Since Sam Green’s innovative article in 2012 introducing Expected Goals, the metric has gone on to become one of the most widespread and insightful within football analytics.
This blog serves as a brief recap and overview, looking to explain the metric in context and provide some more recent examples.
Expected Goals (xG) quantitatively measures chance quality, a concept that is widely used in the sport.
Watching a game we can intuitively tell good chances from bad chances based on a variety of factors. How close was the shooter to goal? Was it from a good angle to the goal? Was it a one-on-one? Was it a header?
xG takes these factors – and others – into account and calculates how likely it is that a particular shot will be scored. For example, if a shot with a specific set of characteristics is likely to be scored one time in every 10 it will be worth 0.10 xG. These calculations are based on extensive historical shot data (over 300,000 shots from the Opta database at the time of writing) and are adjusted for different leagues.
*See appendix for a more in-depth explanation of calculation
The metric reflects how we analyse games; the team that creates the higher quality chances is usually who we consider having been ‘the better team’. An xG model gives a quantitative measure to the quality of scoring opportunities and adds additional context to a player or team’s shots that goes beyond raw shot and shot on target totals.
Expected Goals is typically a more consistent measure of performance than actual goals. Whereas goals are relatively rare events that come and go in stretches, a team or player’s xG output tends to fluctuate much less from match-to-match. Clearly the goals that are actually scored are the ones that win points, but xG gives us more context for evaluating team performance.
Understanding a team’s underlying performance
Consider Arsenal at the start of the 2015-16 Premier League season. In their first six games they only scored five goals for an average of 0.83 goals per game. This is a worryingly low number for a team that was expecting to challenge for the title. However, during this period Arsenal had over 12 Expected Goals for an average of 2.11 Expected Goals per game.

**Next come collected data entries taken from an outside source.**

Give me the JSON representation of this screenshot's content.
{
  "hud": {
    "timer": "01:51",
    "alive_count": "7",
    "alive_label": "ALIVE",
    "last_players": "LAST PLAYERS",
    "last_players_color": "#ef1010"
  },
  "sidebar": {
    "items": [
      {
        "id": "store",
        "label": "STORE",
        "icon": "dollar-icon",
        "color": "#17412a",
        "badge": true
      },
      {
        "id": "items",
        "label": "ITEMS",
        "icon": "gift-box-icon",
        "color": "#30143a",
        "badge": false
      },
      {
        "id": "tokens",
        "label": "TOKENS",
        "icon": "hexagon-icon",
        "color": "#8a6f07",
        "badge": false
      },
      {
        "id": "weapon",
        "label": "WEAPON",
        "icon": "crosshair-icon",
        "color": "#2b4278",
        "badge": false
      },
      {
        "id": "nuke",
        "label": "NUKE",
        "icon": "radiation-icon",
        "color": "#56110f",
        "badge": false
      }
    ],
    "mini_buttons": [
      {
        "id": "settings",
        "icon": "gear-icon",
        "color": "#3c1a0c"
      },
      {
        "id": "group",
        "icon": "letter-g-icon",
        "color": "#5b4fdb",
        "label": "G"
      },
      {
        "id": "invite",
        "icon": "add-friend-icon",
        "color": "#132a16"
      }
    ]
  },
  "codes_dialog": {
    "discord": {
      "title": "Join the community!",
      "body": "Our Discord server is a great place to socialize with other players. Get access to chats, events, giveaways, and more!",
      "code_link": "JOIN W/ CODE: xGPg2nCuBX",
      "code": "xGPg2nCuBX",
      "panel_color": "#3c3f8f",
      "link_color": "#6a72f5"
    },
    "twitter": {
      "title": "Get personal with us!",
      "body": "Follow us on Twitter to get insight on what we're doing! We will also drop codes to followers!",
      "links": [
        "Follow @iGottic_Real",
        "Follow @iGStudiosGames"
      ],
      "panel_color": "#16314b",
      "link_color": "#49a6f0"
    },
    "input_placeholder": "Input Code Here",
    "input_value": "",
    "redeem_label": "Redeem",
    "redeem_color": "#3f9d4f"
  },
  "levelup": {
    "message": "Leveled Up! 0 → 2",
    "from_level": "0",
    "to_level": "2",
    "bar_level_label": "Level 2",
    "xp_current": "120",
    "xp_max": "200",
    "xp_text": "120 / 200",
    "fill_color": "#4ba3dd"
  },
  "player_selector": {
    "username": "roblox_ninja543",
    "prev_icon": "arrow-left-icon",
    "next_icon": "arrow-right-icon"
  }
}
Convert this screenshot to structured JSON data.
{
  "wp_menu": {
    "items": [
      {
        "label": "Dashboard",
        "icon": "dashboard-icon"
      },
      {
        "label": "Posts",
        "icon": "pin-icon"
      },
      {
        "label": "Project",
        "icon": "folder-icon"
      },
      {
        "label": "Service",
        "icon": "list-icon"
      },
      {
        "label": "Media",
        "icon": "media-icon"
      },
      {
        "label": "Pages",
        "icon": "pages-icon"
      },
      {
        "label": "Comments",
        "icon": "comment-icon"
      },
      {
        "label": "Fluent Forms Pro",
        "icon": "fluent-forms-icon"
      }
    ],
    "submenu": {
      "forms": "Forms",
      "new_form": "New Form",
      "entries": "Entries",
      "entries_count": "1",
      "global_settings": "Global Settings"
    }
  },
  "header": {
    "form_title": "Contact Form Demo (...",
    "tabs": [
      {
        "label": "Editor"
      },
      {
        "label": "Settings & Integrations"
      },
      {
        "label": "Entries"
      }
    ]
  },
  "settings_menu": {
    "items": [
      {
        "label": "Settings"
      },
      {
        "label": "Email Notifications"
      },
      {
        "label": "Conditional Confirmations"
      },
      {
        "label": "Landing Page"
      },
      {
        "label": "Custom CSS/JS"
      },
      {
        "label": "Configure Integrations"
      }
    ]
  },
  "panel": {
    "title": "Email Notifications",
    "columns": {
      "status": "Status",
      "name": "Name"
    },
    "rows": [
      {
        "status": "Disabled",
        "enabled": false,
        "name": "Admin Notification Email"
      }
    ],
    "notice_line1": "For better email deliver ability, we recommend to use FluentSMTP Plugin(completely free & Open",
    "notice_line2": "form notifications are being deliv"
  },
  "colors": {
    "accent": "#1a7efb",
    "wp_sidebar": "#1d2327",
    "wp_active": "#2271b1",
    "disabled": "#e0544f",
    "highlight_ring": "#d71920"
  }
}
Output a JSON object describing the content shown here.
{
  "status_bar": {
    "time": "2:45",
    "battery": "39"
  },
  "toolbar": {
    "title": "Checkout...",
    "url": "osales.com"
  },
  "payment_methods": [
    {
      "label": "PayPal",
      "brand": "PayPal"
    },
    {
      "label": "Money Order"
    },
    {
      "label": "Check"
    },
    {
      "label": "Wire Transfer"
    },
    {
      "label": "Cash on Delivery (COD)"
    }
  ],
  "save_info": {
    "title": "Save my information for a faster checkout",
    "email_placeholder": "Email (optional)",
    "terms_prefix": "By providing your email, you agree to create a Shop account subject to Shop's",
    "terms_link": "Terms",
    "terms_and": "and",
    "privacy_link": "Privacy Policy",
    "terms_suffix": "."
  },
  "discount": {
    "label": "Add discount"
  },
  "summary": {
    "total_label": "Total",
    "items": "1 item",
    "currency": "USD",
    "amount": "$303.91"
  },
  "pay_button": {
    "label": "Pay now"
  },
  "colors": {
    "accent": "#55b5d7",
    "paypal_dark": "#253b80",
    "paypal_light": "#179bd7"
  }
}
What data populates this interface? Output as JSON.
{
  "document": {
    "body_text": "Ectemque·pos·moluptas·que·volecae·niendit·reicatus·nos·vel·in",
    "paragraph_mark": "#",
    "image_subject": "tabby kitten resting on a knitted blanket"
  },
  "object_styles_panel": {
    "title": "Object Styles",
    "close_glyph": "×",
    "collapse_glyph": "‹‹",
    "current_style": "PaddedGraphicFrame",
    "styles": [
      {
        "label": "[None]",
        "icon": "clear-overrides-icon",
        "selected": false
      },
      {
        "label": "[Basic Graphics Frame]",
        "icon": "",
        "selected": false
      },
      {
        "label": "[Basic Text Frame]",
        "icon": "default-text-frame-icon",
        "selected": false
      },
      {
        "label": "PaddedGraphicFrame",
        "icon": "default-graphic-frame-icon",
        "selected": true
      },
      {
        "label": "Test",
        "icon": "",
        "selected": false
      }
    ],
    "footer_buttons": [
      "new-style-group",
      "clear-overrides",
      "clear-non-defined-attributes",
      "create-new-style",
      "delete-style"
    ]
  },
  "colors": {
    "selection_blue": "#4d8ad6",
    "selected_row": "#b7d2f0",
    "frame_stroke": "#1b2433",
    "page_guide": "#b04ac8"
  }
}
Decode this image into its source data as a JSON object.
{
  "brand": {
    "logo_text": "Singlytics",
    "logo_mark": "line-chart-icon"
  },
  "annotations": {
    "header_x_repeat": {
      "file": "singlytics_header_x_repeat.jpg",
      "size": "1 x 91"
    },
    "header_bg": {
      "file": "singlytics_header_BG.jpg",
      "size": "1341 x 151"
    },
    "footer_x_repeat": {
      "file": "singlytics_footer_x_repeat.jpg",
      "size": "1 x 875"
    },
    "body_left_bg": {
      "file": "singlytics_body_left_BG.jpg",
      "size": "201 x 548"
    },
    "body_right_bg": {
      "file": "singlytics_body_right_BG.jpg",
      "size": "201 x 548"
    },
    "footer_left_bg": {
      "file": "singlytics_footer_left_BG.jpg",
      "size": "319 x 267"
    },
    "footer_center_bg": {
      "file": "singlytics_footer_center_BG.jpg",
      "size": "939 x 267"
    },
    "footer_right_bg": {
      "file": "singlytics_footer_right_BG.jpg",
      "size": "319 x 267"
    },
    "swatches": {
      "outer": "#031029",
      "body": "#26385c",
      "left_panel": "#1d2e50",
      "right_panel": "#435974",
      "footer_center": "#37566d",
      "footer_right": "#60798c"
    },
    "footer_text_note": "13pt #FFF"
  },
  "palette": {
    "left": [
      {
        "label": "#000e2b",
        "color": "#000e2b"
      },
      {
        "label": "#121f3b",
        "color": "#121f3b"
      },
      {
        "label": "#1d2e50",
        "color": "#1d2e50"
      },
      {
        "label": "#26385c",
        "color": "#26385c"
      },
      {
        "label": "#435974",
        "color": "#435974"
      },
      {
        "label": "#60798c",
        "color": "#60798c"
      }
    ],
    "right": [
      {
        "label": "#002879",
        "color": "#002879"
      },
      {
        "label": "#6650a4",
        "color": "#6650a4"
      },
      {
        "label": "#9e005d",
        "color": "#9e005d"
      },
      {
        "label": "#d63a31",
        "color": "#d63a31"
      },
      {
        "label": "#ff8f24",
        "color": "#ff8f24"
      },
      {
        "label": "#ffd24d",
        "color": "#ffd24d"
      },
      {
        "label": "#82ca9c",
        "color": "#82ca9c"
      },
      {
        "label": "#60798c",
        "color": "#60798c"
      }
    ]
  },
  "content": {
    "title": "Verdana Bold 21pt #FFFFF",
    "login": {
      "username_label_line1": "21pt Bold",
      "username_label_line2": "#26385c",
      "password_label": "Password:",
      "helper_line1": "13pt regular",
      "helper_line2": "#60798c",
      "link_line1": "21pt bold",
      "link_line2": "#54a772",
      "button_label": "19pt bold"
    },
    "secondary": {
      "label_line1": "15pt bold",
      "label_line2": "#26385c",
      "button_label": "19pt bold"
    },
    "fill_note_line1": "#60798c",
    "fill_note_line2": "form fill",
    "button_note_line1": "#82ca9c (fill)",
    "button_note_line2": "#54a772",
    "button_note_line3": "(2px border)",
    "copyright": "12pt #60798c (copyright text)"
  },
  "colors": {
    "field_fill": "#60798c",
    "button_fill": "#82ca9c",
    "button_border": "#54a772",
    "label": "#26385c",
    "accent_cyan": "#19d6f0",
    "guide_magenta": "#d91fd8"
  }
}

By the end of the season Arsenal averaged had 1.71 goals per game, which sits closely alongside their Expected Goals output from the start of the season, compared to their underwhelming goal total from that period.
If we only analysed the goals Arsenal scored in their first few matches of the season we would have never expected them to finish the season with so many goals. However, by looking at their xG we can obtain a much clearer insight into how Arsenal were actually playing.
Understanding a player’s underlying performance
By comparing the goals that a player scored with the chances available to him through xG, we can better understand what is driving that player’s performances. If the xG numbers are significantly below the player’s goal output it may be a sign of an unsustainable run or at least merits further study to understand why this over-performance – compared to the average at least – is happening.
We can also tell a lot about a player’s shot selection through xG. By analysing a player’s average xG per shot we can understand whether he is taking high quality shots or lots of shots from areas from which he is unlikely to score.
Expected goals is an effective tool for evaluating chance quality and predicting future performances both at the player and team level. There is nothing new about the concept of chance quality; Expected Goals assigns a quantitative value to each shot in order to generate more in depth and meaningful analysis.
Opta’s xG model is calculated using a logistic regression where the dependent variable is whether or not the shot was a goal and the regression inputs are as follows:
– Passage of play (open play, direct free kick, set play, corner kick, assisted, throw-in)
– Assist type (long ball, cross, through ball, danger-zone pass, pull-back)
– Distance to goal
– Visible angle of the goal
– 1 v 1
– Big chance
– Competition adjustments for a subset of competitions